Search queries use BM25 ranking (FTS5's default) with a boost on title matches:
// src-tauri/src/search.rs
pub fn search(conn: &Connection, query: &str) -> Result<Vec<SearchResult>> {
let sql = "
SELECT
d.id,
d.title,
d.type,
snippet(documents_fts, 1, '<mark>', '</mark>', '...', 20) AS excerpt,
bm25(documents_fts, 3.0, 1.0) AS rank
FROM documents_fts
JOIN documents d ON documents_fts.rowid = d.rowid
WHERE documents_fts MATCH ?1
ORDER BY rank
LIMIT 50
";
// bm25 column weights: title = 3x, content = 1x
let mut stmt = conn.prepare(sql)?;
let results = stmt.query_map([query], |row| {
Ok(SearchResult {
id: row.get(0)?,
title: row.get(1)?,
doc_type: row.get(2)?,
excerpt: row.get(3)?,
})
})?
.collect::<Result<Vec<_>, _>>()?;
Ok(results)
}The snippet() function returns context around the match with configurable highlight markers. The frontend renders these as styled HTML, with <mark> elements picking up a blue background from the design system.
TIP
FTS5's unicode61 tokenizer with remove_diacritics 2 handles accented characters correctly, so searching for "cafe" finds "café". Essential for fiction with French characters, place names, or any language with diacritics.
03. THE BACKUP SYSTEM
Every save writes a backup. The backup path is derived from the source file path and a timestamp:
// src-tauri/src/backup.rs
pub fn write_backup(
project_path: &Path,
relative_path: &str,
content: &str,
) -> Result<()> {
let stem = Path::new(relative_path)
.file_stem()
.and_then(|s| s.to_str())
.ok_or("invalid path")?;
let timestamp = SystemTime::now()
.duration_since(UNIX_EPOCH)?
.as_secs();
let backup_name = format!("{}-{}.md", stem, timestamp);
let backup_dir = project_path
.join(".app/backups")
.join(relative_path)
.parent()
.unwrap()
.to_owned();
fs::create_dir_all(&backup_dir)?;
fs::write(backup_dir.join(&backup_name), content)?;
// Prune: keep most recent 20, delete the rest
prune_backups(&backup_dir, stem, 20)?;
Ok(())
}Backups are browsable from the UI as a version timeline. Each entry shows a timestamp and the word count delta since the previous version. Restoration replaces the current document content with the backup version and triggers a new save. The restored version becomes the new head, and the restoration is itself backed up.

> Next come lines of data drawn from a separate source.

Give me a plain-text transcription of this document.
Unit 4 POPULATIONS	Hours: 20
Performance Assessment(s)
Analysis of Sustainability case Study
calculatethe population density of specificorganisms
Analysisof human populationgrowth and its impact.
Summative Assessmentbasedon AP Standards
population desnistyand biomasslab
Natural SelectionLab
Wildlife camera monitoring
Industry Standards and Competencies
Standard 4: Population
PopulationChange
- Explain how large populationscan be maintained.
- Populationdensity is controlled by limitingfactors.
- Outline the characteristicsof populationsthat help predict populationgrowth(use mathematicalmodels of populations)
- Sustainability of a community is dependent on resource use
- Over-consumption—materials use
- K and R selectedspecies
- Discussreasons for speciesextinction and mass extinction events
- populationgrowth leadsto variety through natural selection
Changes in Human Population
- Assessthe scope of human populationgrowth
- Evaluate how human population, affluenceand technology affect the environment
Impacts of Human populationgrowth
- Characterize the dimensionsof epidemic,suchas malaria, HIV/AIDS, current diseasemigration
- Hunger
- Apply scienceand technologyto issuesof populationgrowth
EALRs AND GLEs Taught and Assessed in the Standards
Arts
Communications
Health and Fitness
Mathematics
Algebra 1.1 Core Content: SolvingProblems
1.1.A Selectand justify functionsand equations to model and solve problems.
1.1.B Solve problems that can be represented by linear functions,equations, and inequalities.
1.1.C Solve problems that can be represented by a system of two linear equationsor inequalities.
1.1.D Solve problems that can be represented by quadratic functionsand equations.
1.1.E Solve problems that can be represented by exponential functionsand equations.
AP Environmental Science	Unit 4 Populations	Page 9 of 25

04. WHAT LOCAL-FIRST ACTUALLY COSTS
The honest answer is index management.
In a cloud-first application, the server owns the index. Full-text search, backlinks, word counts, document relationships are all computed once and served to all clients. The application developer writes a few API calls.
In a local-first application, every client builds and maintains its own index. Loomdraft handles several failure cases that a cloud app would never encounter.
Stale index after external edits. A writer opens the project folder in their text editor, edits three files, then returns to Loomdraft. The app compares modification timestamps on startup and rebuilds index entries for changed files. For large projects (200+ documents) this adds about 300ms to project load time.
Concurrent writes. On some platforms, the OS may deliver file change notifications while the app is writing. Loomdraft serializes all writes through a Tokio async runtime with a single-writer mutex on the project directory, avoiding races.
Index corruption. SQLite is remarkably resilient but .app/index.db can be corrupted by a force-quit during a write. The app checks database integrity on startup with PRAGMA integrity_check and offers to rebuild from source files if corruption is detected.
None of these problems are hard. But they're problems you own entirely, with no support from a platform.
The application is open source under MIT. The full source is at github.com/H3kk3/Loomdraft and the live demo runs at h3kk3.github.io/Loomdraft.